Face à lui, Nicolas Sarkozy encaisse le coup. Quelques minutes plus tard, il quitte la salle d’audience, sourire aux lèvres, serrant quelques mains avant de disparaître dans les couloirs du tribunal de Paris. Sa voiture l’attend rue du Bastion.
Des peines sévères pour les autres prévenus
Le PNF n’a pas ménagé les autres accusés, dont plusieurs encouraient jusqu’à 10 ans de prison. Parmi les réquisitions :
- Claude Guéant : 6 ans de prison, 100 000 euros d’amende, 5 ans d’inéligibilité
- Brice Hortefeux et Thierry Gaubert : 3 ans de prison
- Alexandre Djouhri (qualifié d’« agent de corruption ») : 5 ans de prison, 4 millions d’euros d’amende
- Ziad Takieddine (en fuite) : 6 ans de prison, 3 millions d’euros d’amende
- Béchir Saleh (ancien dignitaire libyen, également en cavale) : 6 ans de prison, 6 millions d’euros d’amende
- Éric Woerth : 1 an de prison pour financement illégal de la campagne de 2007
Un “pacte de corruption faustien”
Le PNF justifie cette sévérité en dénonçant un « tableau très sombre d’une partie de notre République ». Le procureur insiste particulièrement sur la responsabilité de Nicolas Sarkozy, pointant sa « quête effrénée de financement pour ses ambitions dévorantes » et dénonçant un « pacte de corruption faustien » avec Mouammar Kadhafi, un des « dictateurs les plus infréquentables ».

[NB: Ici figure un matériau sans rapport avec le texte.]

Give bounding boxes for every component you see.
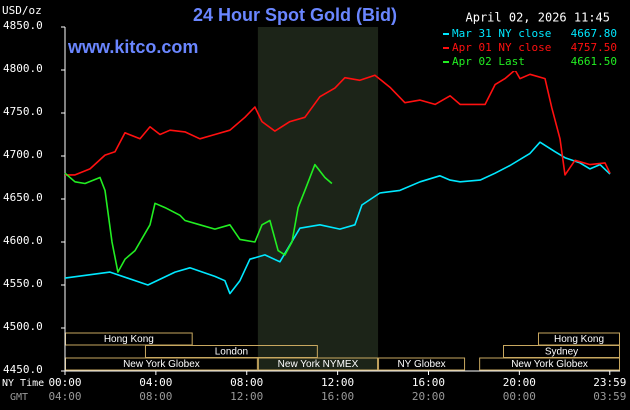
session-box	[378, 357, 466, 371]
session-label: New York Globex	[123, 359, 200, 370]
y-tick-label: 4700.0	[3, 148, 43, 161]
series-line	[64, 141, 611, 295]
site-label: www.kitco.com	[67, 37, 198, 57]
session-label: New York NYMEX	[278, 359, 359, 370]
y-tick-label: 4800.0	[3, 62, 43, 75]
y-tick-label: 4850.0	[3, 19, 43, 32]
session-label: NY Globex	[397, 359, 445, 370]
session-label: Sydney	[545, 347, 578, 358]
session-box	[479, 357, 620, 371]
y-tick-label: 4550.0	[3, 277, 43, 290]
session-box	[257, 357, 379, 371]
legend-value: 4661.50	[571, 55, 617, 68]
x-tick-label: 16:00	[412, 376, 445, 389]
session-label: Hong Kong	[554, 334, 604, 345]
x-caption: NY Time	[2, 378, 44, 389]
x-tick-label: 23:59	[593, 376, 626, 389]
legend-name: Apr 02 Last	[452, 55, 525, 68]
x-tick-label: 08:00	[230, 376, 263, 389]
shade-layer	[257, 27, 379, 371]
x-tick-label: 20:00	[503, 376, 536, 389]
session-label: London	[215, 347, 248, 358]
y-tick-label: 4450.0	[3, 363, 43, 376]
unit-label: USD/oz	[2, 4, 42, 17]
series-line	[65, 69, 611, 176]
x2-tick-label: 16:00	[321, 390, 354, 403]
session-label: New York Globex	[511, 359, 588, 370]
session-label: Hong Kong	[104, 334, 154, 345]
x2-tick-label: 20:00	[412, 390, 445, 403]
timestamp: April 02, 2026 11:45	[466, 11, 611, 25]
x2-tick-label: 12:00	[230, 390, 263, 403]
x2-tick-label: 03:59	[593, 390, 626, 403]
y-tick-label: 4650.0	[3, 191, 43, 204]
x2-tick-label: 04:00	[48, 390, 81, 403]
legend-box	[440, 25, 620, 71]
legend-name: Mar 31 NY close	[452, 27, 551, 40]
x-tick-label: 00:00	[48, 376, 81, 389]
y-tick-label: 4500.0	[3, 320, 43, 333]
session-shade	[257, 27, 379, 371]
x2-tick-label: 00:00	[503, 390, 536, 403]
y-tick-label: 4600.0	[3, 234, 43, 247]
legend-value: 4667.80	[571, 27, 617, 40]
x-tick-label: 12:00	[321, 376, 354, 389]
y-tick-label: 4750.0	[3, 105, 43, 118]
x-tick-label: 04:00	[139, 376, 172, 389]
chart-title: 24 Hour Spot Gold (Bid)	[193, 5, 397, 25]
x2-tick-label: 08:00	[139, 390, 172, 403]
legend-name: Apr 01 NY close	[452, 41, 551, 54]
x2-caption: GMT	[10, 392, 28, 403]
legend-value: 4757.50	[571, 41, 617, 54]
series-line	[64, 163, 333, 273]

Il rappelle que la folie meurtrière du leader libyen a causé la mort de centaines de personnes, dont 54 Français dans l’attentat contre le DC-10 d’UTA en 1989.
Le procès n’est pas terminé
Dès lundi, la défense aura l’occasion de répondre aux accusations. Les avocats de Nicolas Sarkozy, pour lequel aucun mandat de dépôt immédiat n’a été requis, plaideront le 8 avril. Ensuite, le tribunal mettra son jugement en délibéré, une décision qui pourrait prendre plusieurs mois. En théorie, le réquisitoire du parquet ne lie pas les juges. La présidente Nathalie Gavarino et ses assesseurs peuvent choisir de suivre les réquisitions, de les réduire ou même de prononcer des relaxes.
Un dossier accablant ?
Le parquet a présenté un réquisitoire dévastateur, s’appuyant sur :
- Des témoignages libyens
- Les carnets de Choukri Ghanem, ex-haut responsable du régime Kadhafi
- Des milliers de documents numériques, notamment sur le disque dur de Ziad Takieddine
- Le traçage de fonds suspects : 440 000 euros provenant de Tripoli vers un compte exotique de Thierry Gaubert
Le PNF rappelle que le délit de corruption ne repose pas uniquement sur le traçage des sommes d’argent, mais sur l’existence d’un « pacte » entre les parties. À ce stade, difficile de dire que le dossier est vide. Mais est-il assez solide pour mener à douze condamnations ?
Nicolas Sarkozy contre-attaque
Immédiatement après l’annonce des réquisitions, Nicolas Sarkozy a réagi sur X (ex-Twitter), dénonçant une persécution politique : « Le PNF persiste depuis 13 ans à essayer de prouver ma culpabilité (…) postulat idéologique de base (…) Je continuerai donc à me battre pied à pied et à croire dans la sagesse du tribunal. »
Il ajoute : « Celui qui est victime de l’injustice est moins à plaindre que celui qui la commet. Devant le tribunal de l’Histoire, la place réservée à ce dernier n’est pas la plus enviable. Je la laisse à mes accusateurs. »
Une déclaration adressée à l’opinion publique. Mais ses avocats devront convaincre le tribunal avec d’autres arguments.